The commission has put forward several options for public comment, including reducing the hours when alcohol can be purchased, increasing the alcohol purchase age to 20, or leaving the minimum age for drinking in hotels at 18 but increasing the age for purchasing at bottle stores and supermarkets to 20.

Public submissions are being sought and commissioners are travelling the country talking to interested groups and submitters.

Sir Geoffrey remained in Wellington yesterday while commissioner Val Sim visited Dunedin with commission staff.

She met several organisations, including the University of Otago, Dunedin City Council, police, health groups and alcohol addiction services.

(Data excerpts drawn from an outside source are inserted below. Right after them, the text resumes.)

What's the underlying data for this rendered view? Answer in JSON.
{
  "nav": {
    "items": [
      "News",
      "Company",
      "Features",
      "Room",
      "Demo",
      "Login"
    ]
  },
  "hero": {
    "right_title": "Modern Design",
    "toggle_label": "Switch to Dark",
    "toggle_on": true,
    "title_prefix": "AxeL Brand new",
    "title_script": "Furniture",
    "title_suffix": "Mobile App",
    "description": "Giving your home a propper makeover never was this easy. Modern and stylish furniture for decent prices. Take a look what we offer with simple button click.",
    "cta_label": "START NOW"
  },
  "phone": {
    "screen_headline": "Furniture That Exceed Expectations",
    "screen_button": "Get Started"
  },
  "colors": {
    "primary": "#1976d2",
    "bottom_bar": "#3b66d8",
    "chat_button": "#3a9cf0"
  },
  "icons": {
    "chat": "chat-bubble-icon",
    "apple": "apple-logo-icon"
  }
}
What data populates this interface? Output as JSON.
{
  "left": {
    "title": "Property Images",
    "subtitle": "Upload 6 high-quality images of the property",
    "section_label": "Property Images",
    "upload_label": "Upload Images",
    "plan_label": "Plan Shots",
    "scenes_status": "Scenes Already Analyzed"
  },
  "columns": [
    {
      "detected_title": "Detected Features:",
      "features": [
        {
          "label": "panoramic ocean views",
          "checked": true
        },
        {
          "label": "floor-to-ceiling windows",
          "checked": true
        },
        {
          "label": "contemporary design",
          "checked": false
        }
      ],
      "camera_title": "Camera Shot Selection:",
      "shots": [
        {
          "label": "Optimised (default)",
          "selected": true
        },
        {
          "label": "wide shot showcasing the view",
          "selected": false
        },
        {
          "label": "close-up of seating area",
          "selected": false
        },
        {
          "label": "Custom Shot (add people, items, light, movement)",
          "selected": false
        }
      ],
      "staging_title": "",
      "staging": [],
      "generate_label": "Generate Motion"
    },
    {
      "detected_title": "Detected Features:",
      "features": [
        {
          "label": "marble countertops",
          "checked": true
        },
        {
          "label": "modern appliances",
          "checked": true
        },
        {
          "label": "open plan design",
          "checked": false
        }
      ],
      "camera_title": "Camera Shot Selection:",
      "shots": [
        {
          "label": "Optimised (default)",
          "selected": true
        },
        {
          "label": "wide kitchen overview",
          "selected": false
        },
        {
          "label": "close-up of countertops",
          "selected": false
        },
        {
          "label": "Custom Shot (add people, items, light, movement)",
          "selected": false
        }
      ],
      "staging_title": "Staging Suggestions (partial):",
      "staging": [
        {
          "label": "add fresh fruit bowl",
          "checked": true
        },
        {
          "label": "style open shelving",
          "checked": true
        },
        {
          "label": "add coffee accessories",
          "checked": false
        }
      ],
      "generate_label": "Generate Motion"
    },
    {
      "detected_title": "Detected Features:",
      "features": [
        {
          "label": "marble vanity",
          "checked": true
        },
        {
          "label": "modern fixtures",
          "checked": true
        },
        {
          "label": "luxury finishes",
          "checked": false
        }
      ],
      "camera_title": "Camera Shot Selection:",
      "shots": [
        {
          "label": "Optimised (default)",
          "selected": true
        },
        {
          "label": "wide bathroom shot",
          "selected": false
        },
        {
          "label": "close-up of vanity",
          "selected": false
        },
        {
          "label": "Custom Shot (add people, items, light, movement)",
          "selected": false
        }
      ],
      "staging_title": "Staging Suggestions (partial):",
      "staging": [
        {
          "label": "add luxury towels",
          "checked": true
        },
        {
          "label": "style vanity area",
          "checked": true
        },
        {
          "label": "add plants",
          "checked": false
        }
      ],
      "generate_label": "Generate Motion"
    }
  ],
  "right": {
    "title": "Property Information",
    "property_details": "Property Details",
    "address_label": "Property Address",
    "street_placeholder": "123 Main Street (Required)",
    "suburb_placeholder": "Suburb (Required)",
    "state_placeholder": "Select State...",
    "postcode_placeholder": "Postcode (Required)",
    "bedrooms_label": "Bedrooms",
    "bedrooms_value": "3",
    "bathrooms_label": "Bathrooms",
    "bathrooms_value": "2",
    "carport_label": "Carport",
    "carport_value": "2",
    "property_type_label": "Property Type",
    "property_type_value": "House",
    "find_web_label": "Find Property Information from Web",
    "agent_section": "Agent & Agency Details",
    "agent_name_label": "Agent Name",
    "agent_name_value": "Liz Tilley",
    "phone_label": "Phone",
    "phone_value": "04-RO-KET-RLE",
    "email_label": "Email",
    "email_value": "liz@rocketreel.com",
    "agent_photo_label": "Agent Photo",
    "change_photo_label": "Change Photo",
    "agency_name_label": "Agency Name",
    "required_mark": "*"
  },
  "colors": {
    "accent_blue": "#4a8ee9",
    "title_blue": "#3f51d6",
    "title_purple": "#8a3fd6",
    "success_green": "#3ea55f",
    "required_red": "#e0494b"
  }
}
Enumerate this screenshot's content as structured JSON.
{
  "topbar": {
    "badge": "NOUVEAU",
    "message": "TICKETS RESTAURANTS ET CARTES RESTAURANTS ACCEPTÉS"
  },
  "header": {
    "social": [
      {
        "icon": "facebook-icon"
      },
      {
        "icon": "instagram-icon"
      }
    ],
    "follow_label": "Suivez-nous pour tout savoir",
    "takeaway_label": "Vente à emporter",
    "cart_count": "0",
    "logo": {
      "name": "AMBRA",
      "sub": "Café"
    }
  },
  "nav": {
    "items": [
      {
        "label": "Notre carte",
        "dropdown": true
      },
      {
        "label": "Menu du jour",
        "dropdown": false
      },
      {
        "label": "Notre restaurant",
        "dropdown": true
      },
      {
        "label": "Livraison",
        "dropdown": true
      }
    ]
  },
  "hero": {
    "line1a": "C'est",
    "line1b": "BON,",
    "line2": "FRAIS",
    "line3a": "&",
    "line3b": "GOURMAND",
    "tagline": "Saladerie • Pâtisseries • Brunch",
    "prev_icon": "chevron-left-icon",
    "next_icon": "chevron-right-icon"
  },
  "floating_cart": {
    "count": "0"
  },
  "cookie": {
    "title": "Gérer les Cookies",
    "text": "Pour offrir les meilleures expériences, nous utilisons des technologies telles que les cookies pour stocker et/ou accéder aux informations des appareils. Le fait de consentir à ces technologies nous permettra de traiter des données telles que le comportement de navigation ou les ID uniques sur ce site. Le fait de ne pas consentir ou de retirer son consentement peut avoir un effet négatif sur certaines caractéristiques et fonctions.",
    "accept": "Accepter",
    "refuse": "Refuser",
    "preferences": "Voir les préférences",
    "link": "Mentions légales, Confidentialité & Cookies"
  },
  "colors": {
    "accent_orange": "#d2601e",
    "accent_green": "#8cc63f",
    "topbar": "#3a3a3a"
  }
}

Dunedin Mayor Peter Chin, who was among about 30 people at a meeting hosted by the council yesterday afternoon, said the meeting had been planned for some time.

"I said at the meeting it was very difficult for me to be dispassionate about the review in the climate I had been [in] over the past couple of days.

"I am not in the headspace to be cool, calm and collected.

"I'm just so upset with what happened at the weekend.

"The root cause of all the trouble was alcohol - an overindulgence in alcohol."

Mr Chin supported a tightening of alcohol purchasing laws.

"I support the review, but the commission's recommendations will have to be implemented by the Government or the review is just a hollow exercise."